La Justice condamne un entrepreneur à la suite d’un repérage amiante lacunaire
Le tribunal de Nevers a condamné un entrepreneur du BTP pour mise en danger de ses salariés, notamment parce que les conditions de sécurité mises en place s’appuyaient sur un repérage amiante incomplet.

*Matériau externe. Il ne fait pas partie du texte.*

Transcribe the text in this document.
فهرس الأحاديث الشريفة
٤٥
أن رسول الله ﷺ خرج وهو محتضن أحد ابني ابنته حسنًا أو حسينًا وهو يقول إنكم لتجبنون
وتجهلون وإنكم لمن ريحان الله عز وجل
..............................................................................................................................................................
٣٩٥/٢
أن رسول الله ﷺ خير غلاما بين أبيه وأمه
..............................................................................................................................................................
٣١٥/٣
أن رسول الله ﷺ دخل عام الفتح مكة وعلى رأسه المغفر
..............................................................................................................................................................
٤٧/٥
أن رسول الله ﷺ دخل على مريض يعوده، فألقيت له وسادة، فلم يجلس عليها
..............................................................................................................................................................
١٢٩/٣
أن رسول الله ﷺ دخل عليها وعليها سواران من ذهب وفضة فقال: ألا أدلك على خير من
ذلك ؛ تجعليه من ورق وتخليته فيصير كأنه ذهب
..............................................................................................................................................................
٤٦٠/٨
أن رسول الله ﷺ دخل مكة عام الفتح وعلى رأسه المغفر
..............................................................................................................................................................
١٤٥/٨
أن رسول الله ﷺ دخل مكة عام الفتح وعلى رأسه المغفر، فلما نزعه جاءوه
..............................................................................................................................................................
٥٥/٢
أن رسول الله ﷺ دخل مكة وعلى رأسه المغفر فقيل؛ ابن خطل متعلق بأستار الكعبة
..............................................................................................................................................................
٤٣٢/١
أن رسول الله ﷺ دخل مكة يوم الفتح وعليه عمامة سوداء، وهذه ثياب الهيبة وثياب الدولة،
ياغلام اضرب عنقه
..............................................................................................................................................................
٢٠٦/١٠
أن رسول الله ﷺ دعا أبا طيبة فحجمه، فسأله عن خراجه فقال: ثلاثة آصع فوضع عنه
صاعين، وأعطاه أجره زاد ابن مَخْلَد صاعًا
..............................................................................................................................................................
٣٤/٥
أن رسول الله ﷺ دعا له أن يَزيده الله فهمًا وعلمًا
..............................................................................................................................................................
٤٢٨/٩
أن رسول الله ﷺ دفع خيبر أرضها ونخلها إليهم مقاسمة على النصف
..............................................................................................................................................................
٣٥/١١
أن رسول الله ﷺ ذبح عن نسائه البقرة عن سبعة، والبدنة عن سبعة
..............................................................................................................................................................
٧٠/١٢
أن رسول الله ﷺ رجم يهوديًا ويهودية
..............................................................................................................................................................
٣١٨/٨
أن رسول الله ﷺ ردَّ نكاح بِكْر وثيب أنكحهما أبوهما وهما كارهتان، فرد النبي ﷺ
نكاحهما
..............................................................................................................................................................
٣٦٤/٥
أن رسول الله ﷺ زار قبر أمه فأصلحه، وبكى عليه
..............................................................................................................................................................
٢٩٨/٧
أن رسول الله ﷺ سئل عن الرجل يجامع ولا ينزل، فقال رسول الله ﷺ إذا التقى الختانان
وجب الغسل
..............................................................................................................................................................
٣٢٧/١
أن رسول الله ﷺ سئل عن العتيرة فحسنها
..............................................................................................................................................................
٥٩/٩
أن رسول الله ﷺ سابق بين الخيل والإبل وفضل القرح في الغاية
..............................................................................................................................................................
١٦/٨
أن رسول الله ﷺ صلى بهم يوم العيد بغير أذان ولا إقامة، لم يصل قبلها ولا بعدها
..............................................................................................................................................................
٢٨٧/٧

À l’été 2017, des agents de la Direction régionale des entreprises, de la concurrence, de la consommation, du travail et de l’emploi (Direccte) se rendent sur un chantier de travaux d’un atelier de production de la Nièvre pour procéder à un contrôle. Le programme de l’opération concernait l’isolation et les installations de chauffage du bâtiment. Sur place, ils constatent, entre autres infractions, l’absence de dispositif de protection au risque amiante, l’entrepreneur s’appuyant sur un repérage avant travaux n’indiquant aucune présence de ce minéral cancérogène dans les plaques de la toiture. Très rapidement, les agents de la Direccte remarquent qu’il n’a été réalisé qu’un seul prélèvement sur le toit alors qu’il apparait que toutes les plaques ne proviennent pas de la même origine. L’entrepreneur étant déjà connu des services de la Direccte pour plusieurs condamnations, le chantier fut alors immédiatement suspendu.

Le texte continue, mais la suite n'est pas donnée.